Nontraditional gender roles have attracted the attention of Oscar voters over the years, with Jack Lemmon earning a Best Actor nomination for the cross-dressing comedy Some Like It Hot and William Hurt taking home the same award for his gay prisoner who identifies as a woman in Kiss of the Spider Woman. More recently, playing transgender characters has won Oscars for Hilary Swank in Boys Don’t Cry and Jared Leto in Dallas Buyers Club. Cate Blanchett received a nomination for her turn as Bob Dylan in I’m Not There, but Hunt’s win remains the only time the academy has honored a woman for playing a cisgender man.

In the wake of the whitewashing charges that have been levelled against the casting of white actors like Emma Stone (Aloha) as characters of Asian heritage, Hunt might prove an even more controversial choice today as the half-Asian Kwan. (Advocates for little people might also object.) But Weir indicated he would do it again: “Casting is critical and should not be influenced by any fashionable trends.”

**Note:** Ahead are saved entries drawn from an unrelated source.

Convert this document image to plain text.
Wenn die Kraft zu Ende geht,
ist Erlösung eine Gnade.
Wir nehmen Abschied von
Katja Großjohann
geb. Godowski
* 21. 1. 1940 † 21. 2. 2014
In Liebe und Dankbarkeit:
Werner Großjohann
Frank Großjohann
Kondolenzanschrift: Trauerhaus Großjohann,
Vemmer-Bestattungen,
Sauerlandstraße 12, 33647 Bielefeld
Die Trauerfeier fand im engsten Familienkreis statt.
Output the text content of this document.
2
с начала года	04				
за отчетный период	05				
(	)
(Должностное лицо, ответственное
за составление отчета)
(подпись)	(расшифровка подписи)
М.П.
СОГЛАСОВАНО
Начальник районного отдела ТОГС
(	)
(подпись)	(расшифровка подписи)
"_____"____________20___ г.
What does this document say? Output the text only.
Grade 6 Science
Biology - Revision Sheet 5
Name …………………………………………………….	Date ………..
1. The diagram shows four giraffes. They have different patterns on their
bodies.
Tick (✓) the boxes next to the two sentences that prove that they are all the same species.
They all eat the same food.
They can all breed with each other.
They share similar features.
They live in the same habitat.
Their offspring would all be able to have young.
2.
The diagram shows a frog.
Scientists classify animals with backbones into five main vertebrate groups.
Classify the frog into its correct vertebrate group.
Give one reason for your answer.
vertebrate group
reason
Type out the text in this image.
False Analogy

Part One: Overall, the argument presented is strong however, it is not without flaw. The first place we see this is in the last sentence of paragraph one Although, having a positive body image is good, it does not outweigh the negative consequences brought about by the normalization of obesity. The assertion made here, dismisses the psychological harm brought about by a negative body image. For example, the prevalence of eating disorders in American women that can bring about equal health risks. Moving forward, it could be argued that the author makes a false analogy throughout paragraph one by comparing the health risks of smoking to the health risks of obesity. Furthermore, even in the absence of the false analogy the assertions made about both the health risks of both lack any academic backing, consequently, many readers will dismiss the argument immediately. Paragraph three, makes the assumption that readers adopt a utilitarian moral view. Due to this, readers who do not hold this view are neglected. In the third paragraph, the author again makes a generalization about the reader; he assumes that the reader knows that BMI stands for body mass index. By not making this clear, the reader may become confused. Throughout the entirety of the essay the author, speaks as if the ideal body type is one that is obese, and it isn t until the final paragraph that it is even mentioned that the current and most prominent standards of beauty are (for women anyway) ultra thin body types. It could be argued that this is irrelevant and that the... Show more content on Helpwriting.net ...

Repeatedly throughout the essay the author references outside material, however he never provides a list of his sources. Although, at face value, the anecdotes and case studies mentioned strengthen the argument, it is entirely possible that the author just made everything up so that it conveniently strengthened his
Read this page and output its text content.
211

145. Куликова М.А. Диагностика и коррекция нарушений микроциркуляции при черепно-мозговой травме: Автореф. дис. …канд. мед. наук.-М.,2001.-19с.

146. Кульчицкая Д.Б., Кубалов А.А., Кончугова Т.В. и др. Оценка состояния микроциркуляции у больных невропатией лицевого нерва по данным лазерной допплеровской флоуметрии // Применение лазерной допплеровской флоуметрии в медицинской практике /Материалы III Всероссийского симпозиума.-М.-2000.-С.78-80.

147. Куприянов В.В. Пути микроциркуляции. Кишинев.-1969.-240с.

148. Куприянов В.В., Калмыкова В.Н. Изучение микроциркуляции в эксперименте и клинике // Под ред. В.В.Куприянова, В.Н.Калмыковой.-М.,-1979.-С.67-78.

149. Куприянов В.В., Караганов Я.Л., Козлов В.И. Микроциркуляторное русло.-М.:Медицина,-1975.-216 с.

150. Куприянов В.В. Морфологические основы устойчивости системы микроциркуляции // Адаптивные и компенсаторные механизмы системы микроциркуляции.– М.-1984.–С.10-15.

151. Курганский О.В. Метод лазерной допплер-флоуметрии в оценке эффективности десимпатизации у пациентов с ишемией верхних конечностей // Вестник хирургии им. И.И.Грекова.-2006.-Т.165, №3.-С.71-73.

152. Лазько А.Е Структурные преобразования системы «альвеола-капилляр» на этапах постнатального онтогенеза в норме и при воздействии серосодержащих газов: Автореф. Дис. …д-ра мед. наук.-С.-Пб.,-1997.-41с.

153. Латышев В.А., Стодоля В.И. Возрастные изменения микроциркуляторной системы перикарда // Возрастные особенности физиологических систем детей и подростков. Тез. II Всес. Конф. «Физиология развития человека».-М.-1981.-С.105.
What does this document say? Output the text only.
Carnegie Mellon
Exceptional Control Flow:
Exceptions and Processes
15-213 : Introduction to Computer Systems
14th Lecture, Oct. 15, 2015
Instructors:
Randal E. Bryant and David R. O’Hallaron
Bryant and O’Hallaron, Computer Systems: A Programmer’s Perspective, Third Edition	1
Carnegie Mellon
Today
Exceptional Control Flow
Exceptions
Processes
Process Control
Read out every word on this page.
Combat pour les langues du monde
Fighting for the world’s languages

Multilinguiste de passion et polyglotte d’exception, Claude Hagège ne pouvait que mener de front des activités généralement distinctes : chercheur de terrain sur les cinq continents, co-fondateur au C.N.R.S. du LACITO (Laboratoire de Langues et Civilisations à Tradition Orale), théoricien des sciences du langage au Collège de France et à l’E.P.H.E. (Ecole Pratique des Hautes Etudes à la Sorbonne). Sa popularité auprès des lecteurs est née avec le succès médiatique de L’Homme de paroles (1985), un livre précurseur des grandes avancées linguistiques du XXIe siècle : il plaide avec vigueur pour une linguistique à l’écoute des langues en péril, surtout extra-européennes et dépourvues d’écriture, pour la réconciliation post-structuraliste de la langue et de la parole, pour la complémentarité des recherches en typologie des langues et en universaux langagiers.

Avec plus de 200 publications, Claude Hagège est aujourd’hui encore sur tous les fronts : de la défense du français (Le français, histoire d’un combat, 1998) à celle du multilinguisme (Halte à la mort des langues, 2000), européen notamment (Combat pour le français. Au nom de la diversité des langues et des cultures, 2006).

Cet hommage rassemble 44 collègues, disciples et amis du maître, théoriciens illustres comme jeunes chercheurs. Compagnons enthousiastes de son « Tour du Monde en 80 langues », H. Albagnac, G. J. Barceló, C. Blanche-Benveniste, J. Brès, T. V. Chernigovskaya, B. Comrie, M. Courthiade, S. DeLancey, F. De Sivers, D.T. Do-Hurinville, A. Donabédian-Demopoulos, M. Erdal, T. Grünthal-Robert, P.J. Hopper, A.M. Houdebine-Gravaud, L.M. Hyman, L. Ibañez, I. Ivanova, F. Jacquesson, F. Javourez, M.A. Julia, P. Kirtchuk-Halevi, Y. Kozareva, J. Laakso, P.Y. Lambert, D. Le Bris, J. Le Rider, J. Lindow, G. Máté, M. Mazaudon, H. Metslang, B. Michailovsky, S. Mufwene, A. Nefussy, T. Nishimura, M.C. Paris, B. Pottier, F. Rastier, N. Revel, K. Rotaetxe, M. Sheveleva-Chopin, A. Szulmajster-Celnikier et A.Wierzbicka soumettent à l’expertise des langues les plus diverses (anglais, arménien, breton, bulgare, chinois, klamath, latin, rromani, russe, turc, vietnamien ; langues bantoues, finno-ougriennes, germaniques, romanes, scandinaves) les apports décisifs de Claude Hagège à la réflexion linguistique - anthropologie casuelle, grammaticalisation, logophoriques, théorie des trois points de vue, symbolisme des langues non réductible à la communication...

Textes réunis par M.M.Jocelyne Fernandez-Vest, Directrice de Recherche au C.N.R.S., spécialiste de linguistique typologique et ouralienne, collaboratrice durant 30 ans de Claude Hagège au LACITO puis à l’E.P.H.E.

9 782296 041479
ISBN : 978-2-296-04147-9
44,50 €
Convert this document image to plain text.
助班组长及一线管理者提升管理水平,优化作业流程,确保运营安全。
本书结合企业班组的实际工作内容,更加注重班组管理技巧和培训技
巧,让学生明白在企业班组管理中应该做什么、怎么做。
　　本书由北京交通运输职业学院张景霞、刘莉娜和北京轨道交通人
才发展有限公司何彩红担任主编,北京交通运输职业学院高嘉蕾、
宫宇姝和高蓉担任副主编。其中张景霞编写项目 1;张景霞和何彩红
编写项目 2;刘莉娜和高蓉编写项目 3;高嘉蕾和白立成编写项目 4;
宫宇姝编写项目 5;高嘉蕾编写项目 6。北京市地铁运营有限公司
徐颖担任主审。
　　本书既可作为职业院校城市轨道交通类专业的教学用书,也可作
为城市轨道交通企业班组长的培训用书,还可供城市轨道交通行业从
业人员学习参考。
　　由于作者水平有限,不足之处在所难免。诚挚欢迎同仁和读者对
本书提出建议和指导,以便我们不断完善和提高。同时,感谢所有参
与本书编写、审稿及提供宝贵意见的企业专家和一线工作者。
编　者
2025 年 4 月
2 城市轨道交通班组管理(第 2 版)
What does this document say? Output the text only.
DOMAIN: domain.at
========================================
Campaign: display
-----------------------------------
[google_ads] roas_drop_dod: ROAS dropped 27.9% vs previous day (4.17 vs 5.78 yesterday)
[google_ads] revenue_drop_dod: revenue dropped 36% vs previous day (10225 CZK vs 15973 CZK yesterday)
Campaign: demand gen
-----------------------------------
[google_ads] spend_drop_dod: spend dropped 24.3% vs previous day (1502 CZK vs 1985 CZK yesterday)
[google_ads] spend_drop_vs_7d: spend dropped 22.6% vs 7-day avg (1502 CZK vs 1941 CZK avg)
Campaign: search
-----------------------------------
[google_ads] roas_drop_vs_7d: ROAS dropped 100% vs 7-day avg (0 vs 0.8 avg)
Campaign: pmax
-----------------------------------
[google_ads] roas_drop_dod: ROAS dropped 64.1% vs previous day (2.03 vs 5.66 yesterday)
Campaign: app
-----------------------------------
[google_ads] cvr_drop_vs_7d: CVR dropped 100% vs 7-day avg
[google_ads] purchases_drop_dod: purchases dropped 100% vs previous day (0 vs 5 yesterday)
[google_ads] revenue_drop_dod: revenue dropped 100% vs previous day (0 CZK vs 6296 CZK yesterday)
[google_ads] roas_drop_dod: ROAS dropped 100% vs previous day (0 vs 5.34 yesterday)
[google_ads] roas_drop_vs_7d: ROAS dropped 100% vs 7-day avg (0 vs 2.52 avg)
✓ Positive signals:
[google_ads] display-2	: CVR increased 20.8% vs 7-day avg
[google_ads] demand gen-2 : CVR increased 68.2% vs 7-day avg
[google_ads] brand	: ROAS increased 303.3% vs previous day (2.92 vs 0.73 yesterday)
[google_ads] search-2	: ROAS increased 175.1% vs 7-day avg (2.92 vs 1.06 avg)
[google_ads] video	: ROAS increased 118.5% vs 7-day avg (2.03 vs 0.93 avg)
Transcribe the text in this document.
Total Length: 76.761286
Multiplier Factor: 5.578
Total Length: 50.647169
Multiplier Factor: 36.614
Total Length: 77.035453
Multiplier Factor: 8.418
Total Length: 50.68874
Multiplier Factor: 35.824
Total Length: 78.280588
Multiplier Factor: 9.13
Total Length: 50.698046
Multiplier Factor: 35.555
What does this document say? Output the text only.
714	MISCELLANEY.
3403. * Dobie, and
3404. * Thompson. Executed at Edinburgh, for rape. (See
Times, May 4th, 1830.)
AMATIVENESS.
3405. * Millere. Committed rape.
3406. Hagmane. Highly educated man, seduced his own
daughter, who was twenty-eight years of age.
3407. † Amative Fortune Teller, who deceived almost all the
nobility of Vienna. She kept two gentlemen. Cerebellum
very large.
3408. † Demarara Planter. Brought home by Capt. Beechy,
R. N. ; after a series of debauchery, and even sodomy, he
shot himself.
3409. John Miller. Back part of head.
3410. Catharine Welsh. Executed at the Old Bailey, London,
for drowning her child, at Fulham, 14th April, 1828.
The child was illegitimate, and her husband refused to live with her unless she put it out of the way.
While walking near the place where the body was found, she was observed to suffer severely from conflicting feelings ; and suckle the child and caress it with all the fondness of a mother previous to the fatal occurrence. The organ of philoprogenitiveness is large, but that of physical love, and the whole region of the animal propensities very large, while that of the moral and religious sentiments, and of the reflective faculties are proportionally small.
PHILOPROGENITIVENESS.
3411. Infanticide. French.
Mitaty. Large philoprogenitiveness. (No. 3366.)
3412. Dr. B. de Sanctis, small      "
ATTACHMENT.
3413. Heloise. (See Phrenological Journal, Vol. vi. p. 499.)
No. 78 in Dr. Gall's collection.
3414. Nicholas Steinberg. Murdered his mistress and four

Hunt’s work remains audacious more than three decades later. In a recent phone interview, Pete Hammond, a film critic and awards columnist for Deadline, called it “a dominating performance. She totally immersed herself in that character. It was impossible to ignore.”

The academy didn’t, and Weir could not have been more pleased. “I was thrilled to see her win the award for this extraordinary gamble,” he said. “So well deserved.”